Herbert Brandl, Franz West, Otto Zitko
May 09 – June 04, 1990
These three like-minded but independent Austrian artists investigate and re-affirm their personal and psychological selves through distinctly different mediums and styles of painting, drawing, and sculpture. They are representative of a current generation of Austrian artists mindful of the rich tradition and correlation of Austrian art and psychology, and such heroic figures as Sigmund Freud, Gustav Klimt, Anton Mesmer, Herman Nitzsche, Arnulf Rainer, and Egon Schiele.
Herbert Brandl's thick, tortured paintings celebrate the purely physical properties of paint and evidence a catharsis of the artist's emotions and thought processes. The pits and crags of Brandl's excruciated surfaces reveal a wide range of colors and textures beneath their monochromatic surfaces, and symbolically suggest that darker and more violent moods are seething and buried under their benign and resolved veneers.

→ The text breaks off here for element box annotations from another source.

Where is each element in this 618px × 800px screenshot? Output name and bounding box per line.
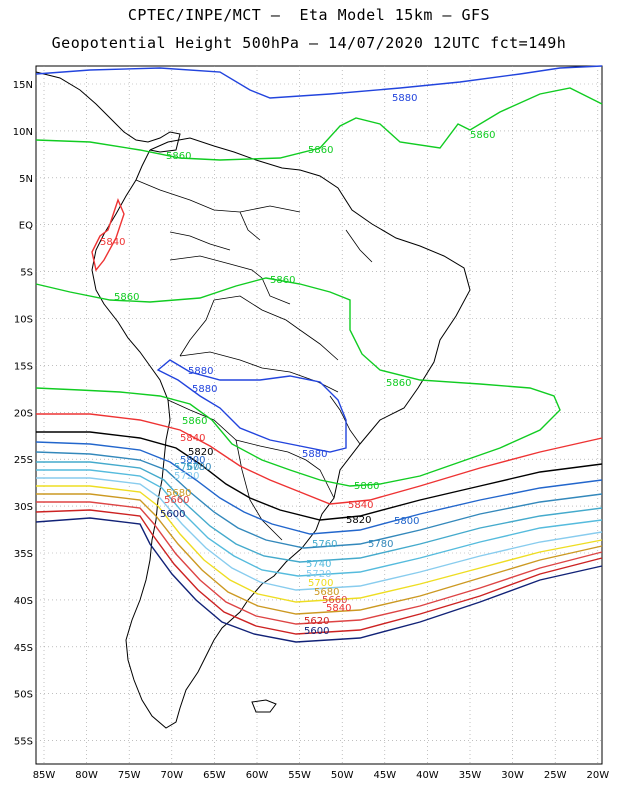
longitude-label: 80W: [75, 770, 98, 781]
contour-label-5860-central-b: 5860: [114, 292, 139, 303]
contour-label-5860-south-a: 5860: [182, 416, 207, 427]
contour-5660: [36, 501, 603, 625]
latitude-label: 30S: [14, 502, 33, 513]
latitude-label: EQ: [19, 221, 33, 232]
central-america-coast: [35, 71, 181, 153]
latitude-label: 25S: [14, 455, 33, 466]
contour-label-5800-east: 5800: [394, 516, 419, 527]
map-title-line1: CPTEC/INPE/MCT – Eta Model 15km – GFS: [127, 6, 491, 24]
contour-label-5860-south-b: 5860: [354, 481, 379, 492]
contour-label-5880-central-a: 5880: [188, 366, 213, 377]
contour-5600: [35, 517, 603, 643]
latitude-label: 5N: [19, 174, 33, 185]
contour-label-5720-west: 5720: [174, 471, 199, 482]
latitude-label: 50S: [14, 690, 33, 701]
contour-label-5840-east: 5840: [348, 500, 373, 511]
contour-label-5760-west: 5760: [174, 462, 199, 473]
contour-5860-north: [35, 87, 603, 161]
contour-5700: [36, 485, 603, 603]
latitude-label: 15S: [14, 361, 33, 372]
contour-label-5860-north-east: 5860: [470, 130, 495, 141]
contour-5880-central: [156, 359, 347, 453]
contour-label-5780-west: 5780: [186, 462, 211, 473]
contour-label-5840-south-a: 5840: [180, 433, 205, 444]
contour-label-5780-east: 5780: [368, 539, 393, 550]
south-america-coast: [91, 137, 471, 729]
contour-5880-north: [35, 65, 603, 99]
longitude-label: 35W: [459, 770, 482, 781]
falkland-islands: [251, 699, 277, 713]
map-title-line2: Geopotential Height 500hPa – 14/07/2020 …: [51, 34, 567, 52]
contour-label-5600-east: 5600: [304, 626, 329, 637]
country-borders: [135, 179, 373, 541]
contour-5620: [35, 509, 603, 635]
longitude-label: 55W: [288, 770, 311, 781]
contour-5780: [35, 451, 603, 549]
latitude-label: 15N: [13, 80, 33, 91]
longitude-label: 65W: [203, 770, 226, 781]
longitude-label: 45W: [373, 770, 396, 781]
contour-label-5860-north-mid: 5860: [308, 145, 333, 156]
contour-5720: [36, 477, 603, 591]
contour-5820: [36, 431, 603, 521]
latitude-label: 35S: [14, 549, 33, 560]
latitude-label: 45S: [14, 643, 33, 654]
longitude-label: 50W: [331, 770, 354, 781]
latitude-label: 10S: [14, 315, 33, 326]
latitude-label: 40S: [14, 596, 33, 607]
latitude-label: 10N: [13, 127, 33, 138]
latitude-label: 55S: [14, 737, 33, 748]
latitude-label: 5S: [20, 268, 33, 279]
longitude-label: 25W: [544, 770, 567, 781]
longitude-label: 20W: [586, 770, 609, 781]
contour-5680: [36, 493, 603, 615]
contour-label-5600-west: 5600: [160, 509, 185, 520]
contour-label-5880-central-b: 5880: [192, 384, 217, 395]
contour-label-5860-north-west: 5860: [166, 151, 191, 162]
map-frame: [35, 65, 603, 765]
longitude-label: 40W: [416, 770, 439, 781]
longitude-label: 70W: [160, 770, 183, 781]
contour-label-5860-central-a: 5860: [270, 275, 295, 286]
contour-5840: [36, 413, 603, 505]
contour-label-5760-east: 5760: [312, 539, 337, 550]
latitude-label: 20S: [14, 408, 33, 419]
contour-label-5860-central-c: 5860: [386, 378, 411, 389]
contour-label-5820-east: 5820: [346, 515, 371, 526]
longitude-label: 60W: [246, 770, 269, 781]
contour-label-5680-east: 5680: [314, 587, 339, 598]
contour-labels: 5880 5860 5860 5860 5840 5860 5860 5880 …: [100, 93, 495, 637]
contour-label-5880-central-c: 5880: [302, 449, 327, 460]
contour-label-5660-west: 5660: [164, 495, 189, 506]
contour-5740: [36, 469, 603, 577]
contour-5800: [35, 441, 603, 535]
contour-label-5840-amazon: 5840: [100, 237, 125, 248]
longitude-labels: 85W 80W 75W 70W 65W 60W 55W 50W 45W 40W 35W 30W 25W 2…: [33, 770, 610, 781]
longitude-label: 85W: [33, 770, 56, 781]
contour-lines: [35, 65, 603, 643]
contour-5760: [36, 461, 603, 563]
contour-label-5640-east: 5840: [326, 603, 351, 614]
contour-label-5620-east: 5620: [304, 616, 329, 627]
contour-label-5700-east: 5700: [308, 578, 333, 589]
contour-5840-amazon: [91, 198, 125, 272]
contour-5860-central: [35, 277, 561, 487]
contour-label-5680-west: 5680: [166, 488, 191, 499]
contour-label-5800-west: 5800: [180, 455, 205, 466]
latitude-labels: 15N 10N 5N EQ 5S 10S 15S 20S 25S 30S 35S 40S 45S 50S 5…: [13, 80, 33, 748]
contour-label-5740-east: 5740: [306, 559, 331, 570]
contour-label-5660-east: 5660: [322, 595, 347, 606]
contour-label-5880-north: 5880: [392, 93, 417, 104]
contour-label-5720-east: 5720: [306, 569, 331, 580]
longitude-label: 30W: [501, 770, 524, 781]
contour-label-5820-west: 5820: [188, 447, 213, 458]
longitude-label: 75W: [118, 770, 141, 781]
coastlines: [35, 71, 471, 729]
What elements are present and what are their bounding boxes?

Thus Brandl's paintings are as beautiful as they are purgatorical, as blatantly sensuous as they are psychologically suggestive.
Otto Zitko's artworks are equally expressive but more spontaneous and mirthful than Brandl's. Alternately scratchy, cloudy, hash-marked, swirling, murky, and darkly colorful, Zitko's drawings boldy capture intense and short-lived feelings and moments in such symbols as whirlpools, birds, people, and ducks, or in more abstract, purely lyrical images. Zitko's drawings are quick and pleasing, richly controlled and condensed, visual limericks and sonnets that exalt in their material immediacy and refinement.
Franz West's sculptures are the most literally and symbolically human, often taking the form of or referring to furniture and body parts. West combines the textural and structural differences of steel, plaster, fabric, paint, wire, and gold to make oddly animated and anthropomorphic chairs and tables, or extremely colorful and textural panels and appendages which insinuate if not literally represent the human body. West's sculptures ultimately merge and confuse furniture with the human body, and comment on how the inanimate objects that we make to accomodate our functional and aesthetic needs inevitably adopt human characteristics and forms.
All three artists share an interest in the pure physicality of traditional art materials and forms, and th powerful, yet mute feelings that skillful and thoughtful execution of these materials can emanate. One's physical experience and relationship to the artworks takes precedence over any predominantly linguistic or theoretical illustration or interpretation.